Dans « D’une île au monde » (entretiens avec Brigitte Croisier, l’Harmattan, 1993), Paul Vergès élabore le concept de « peuple banian » comme cadre de référence de l’identité réunionnaise.
Dans « Une île toute en auteurs », Baptiste et Jean-Claude Vignol (Editions du Boucan 1986) citent le texte de Paul Vergès. Ils évoquent l’image du banian : « le banian, ou ficus benghalensis, arbre sacré de l’Inde, abrite souvent à La Réunion une chapelle (koïlou) de culte hindouiste. Il a la particularité d’avoir de nombreuses racines aériennes retombant autour un tronc central et formant des piliers qui symbolisent, pour les fidèles, le lien entre la terre et le ciel et qui donnent à cet arbre une ampleur phénoménale ».
Paul Vergès souligne que « dans sa vie de tous les jours, le Réunionnais peut mesurer l’apport de l’Afrique, de la Chine, de l’Inde, de Madagascar et, évidemment et surtout, de l’Europe. Ces apports ont déjà été intégrés par tous, qui les considèrent désormais comme leur appartenant en propre en tant que Réunionnais et non pas seulement comme un emprunt. »
« Quand je prends l’image du peuple banian, c’est pour signifier la multiplicité de ses racines et son unité. Plus ces racines seront fortes et plus elles iront loin dans la connaissance des civilisations d’origine, plus ce tronc sera solide et s’élèvera ». Paul Vergès croit en la culture. Il faut approfondir la compréhension de chacune des racines qui forment ensemble l’arbre banian de l’identité réunionnaise ; il faut reconnaître l’égalité des civilisations qui y contribuent. C’est ainsi que le peuple réunionnais avancera dans l’avenir avec confiance.

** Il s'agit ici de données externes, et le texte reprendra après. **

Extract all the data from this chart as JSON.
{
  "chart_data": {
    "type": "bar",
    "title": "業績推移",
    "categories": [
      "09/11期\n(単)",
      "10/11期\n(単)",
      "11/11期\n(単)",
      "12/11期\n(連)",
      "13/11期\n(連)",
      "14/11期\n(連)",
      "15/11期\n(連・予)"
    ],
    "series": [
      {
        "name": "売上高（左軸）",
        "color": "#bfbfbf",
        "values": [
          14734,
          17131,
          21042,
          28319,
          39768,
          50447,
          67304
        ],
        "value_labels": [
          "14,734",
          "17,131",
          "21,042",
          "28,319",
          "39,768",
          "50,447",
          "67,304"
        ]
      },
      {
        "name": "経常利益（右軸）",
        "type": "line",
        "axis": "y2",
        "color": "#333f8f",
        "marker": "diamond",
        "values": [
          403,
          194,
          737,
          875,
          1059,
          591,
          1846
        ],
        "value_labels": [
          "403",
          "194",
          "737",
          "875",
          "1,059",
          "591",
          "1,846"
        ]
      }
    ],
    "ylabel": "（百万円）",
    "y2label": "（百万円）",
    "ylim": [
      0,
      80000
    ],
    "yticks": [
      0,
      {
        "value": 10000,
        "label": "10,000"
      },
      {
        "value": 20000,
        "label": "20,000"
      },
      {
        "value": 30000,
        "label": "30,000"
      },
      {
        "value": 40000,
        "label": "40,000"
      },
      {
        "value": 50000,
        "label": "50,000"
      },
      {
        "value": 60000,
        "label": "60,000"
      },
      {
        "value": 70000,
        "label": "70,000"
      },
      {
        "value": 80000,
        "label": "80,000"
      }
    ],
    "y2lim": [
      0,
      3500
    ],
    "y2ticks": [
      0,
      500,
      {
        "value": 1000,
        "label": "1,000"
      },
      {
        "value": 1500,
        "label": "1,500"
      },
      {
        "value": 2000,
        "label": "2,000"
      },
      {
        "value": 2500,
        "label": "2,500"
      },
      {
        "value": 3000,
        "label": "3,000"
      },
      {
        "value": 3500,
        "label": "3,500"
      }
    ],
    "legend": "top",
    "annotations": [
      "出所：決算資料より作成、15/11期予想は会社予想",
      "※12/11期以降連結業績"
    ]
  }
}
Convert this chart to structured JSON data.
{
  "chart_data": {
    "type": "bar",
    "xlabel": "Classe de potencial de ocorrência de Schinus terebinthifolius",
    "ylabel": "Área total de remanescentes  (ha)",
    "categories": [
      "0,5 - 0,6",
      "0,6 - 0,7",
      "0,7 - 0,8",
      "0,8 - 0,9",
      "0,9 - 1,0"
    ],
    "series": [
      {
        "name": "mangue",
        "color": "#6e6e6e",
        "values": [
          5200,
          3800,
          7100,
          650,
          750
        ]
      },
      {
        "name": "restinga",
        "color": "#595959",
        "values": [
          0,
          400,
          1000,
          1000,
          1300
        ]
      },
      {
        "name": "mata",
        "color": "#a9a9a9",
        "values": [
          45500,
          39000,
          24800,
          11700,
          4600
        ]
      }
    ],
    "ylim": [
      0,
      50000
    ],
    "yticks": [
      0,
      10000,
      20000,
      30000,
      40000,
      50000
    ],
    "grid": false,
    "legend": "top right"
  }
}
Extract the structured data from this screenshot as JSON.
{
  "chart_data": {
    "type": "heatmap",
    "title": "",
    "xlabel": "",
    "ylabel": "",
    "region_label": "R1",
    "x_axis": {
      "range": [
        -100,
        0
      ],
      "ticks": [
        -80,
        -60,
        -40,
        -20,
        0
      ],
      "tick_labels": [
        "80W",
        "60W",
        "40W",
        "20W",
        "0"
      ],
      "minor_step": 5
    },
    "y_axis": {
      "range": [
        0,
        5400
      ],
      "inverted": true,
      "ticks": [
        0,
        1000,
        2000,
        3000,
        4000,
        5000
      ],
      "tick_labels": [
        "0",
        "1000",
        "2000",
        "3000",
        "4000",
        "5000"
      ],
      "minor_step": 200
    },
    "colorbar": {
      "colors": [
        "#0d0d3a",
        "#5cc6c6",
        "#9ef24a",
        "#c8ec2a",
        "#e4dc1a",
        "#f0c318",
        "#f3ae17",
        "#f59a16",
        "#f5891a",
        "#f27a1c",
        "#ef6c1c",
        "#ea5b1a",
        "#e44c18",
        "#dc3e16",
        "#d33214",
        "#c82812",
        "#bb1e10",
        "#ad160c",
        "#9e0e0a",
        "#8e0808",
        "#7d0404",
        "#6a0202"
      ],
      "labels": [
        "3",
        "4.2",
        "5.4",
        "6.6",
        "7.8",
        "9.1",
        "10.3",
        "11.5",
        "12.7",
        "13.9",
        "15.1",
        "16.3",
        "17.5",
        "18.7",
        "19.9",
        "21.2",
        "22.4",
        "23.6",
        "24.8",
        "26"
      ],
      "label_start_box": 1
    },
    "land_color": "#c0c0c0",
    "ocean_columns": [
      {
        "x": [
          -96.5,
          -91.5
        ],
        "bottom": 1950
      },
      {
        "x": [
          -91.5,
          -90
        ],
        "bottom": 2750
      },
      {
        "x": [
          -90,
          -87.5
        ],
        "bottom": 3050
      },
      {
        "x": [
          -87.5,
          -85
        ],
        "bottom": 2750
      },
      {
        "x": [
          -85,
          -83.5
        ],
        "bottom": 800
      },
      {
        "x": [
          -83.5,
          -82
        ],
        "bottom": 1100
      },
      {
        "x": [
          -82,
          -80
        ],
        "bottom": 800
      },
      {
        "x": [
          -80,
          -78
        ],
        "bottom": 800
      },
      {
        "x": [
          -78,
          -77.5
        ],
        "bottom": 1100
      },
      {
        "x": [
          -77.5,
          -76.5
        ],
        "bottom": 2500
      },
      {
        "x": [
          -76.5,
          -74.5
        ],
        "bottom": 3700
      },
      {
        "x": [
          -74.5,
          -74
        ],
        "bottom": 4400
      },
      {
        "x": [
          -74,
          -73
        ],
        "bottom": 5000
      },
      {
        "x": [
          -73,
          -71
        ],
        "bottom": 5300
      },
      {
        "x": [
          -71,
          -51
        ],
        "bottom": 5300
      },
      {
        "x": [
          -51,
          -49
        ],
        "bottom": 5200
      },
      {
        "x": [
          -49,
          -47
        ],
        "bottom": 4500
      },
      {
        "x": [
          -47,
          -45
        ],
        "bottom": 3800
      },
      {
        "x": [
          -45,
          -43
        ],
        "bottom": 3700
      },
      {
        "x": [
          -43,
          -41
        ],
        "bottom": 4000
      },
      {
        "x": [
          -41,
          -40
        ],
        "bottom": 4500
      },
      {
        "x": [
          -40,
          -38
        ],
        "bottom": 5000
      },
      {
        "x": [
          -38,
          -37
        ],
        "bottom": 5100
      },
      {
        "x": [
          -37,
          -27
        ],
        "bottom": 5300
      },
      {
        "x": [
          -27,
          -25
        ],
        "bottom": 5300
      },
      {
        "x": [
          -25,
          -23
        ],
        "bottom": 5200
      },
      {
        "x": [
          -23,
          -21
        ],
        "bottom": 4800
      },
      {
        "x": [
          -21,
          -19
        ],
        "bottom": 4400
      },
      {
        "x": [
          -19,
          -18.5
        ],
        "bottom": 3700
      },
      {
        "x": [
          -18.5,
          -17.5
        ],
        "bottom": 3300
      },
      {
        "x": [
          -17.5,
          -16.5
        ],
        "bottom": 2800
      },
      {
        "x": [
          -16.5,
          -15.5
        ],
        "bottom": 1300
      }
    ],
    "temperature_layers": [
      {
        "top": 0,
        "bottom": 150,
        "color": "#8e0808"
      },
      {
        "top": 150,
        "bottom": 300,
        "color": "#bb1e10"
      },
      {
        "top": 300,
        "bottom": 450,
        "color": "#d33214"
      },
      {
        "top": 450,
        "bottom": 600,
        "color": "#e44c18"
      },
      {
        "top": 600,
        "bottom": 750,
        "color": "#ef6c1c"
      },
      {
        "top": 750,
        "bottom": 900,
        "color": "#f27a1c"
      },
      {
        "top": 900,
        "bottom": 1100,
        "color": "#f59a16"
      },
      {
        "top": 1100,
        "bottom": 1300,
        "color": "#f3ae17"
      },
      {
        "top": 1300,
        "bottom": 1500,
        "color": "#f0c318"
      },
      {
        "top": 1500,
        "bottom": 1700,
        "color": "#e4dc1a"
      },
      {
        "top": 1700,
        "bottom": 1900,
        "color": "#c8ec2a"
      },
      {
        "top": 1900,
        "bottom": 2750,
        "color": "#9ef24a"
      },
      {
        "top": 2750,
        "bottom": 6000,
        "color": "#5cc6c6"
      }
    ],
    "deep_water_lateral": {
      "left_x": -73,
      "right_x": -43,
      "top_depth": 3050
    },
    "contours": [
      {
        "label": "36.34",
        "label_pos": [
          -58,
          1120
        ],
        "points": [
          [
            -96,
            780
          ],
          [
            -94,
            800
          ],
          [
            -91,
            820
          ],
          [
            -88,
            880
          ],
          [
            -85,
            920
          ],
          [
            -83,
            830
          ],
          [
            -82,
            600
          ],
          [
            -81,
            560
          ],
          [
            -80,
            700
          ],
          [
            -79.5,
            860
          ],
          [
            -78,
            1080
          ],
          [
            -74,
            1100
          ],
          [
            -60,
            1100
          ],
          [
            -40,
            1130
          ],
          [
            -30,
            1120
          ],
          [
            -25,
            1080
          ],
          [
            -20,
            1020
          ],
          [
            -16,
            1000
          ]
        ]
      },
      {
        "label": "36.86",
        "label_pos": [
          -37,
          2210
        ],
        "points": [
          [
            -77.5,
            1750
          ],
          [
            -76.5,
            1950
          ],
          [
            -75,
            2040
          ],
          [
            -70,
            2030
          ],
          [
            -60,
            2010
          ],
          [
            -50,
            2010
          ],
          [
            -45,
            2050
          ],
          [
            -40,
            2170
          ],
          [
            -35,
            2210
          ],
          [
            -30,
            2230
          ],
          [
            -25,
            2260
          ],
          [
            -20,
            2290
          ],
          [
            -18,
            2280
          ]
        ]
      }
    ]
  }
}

Paul Vergès est conscient des menaces qui pèsent sur son projet. Il constate que toute la colonisation a essayé de réduire le peuple réunionnais à un bonzaï. La tentation est forte pour les groupes d’origine non européenne de tourner le dos à l’Europe et en particulier à la France, et de se replier sur leur propre identité. La manière la plus simple de le faire serait de se polariser sur la religion. Le développement de l’intégrisme religieux est un danger mortel. Rejeter comme allogènes les racines poussées par d’autres civilisations présentes sur l’île aurait paradoxalement le même effet que la colonisation : l’étouffement de toute possibilité de développement. « Un arbre sans racine ne peut grandir. Allons-nous vers un peuple bonzaï ou un peuple banian ? » – demande Vergès. Le modèle du peuple banian requiert une attention et une lutte de tous les instants, pour la culture.
Touchée de cette évocation du « peuple banian », belle métaphore poétique ! Mais je me permets de signaler que le livre « D’une île au monde » a été publié en 1993 et non en 1973.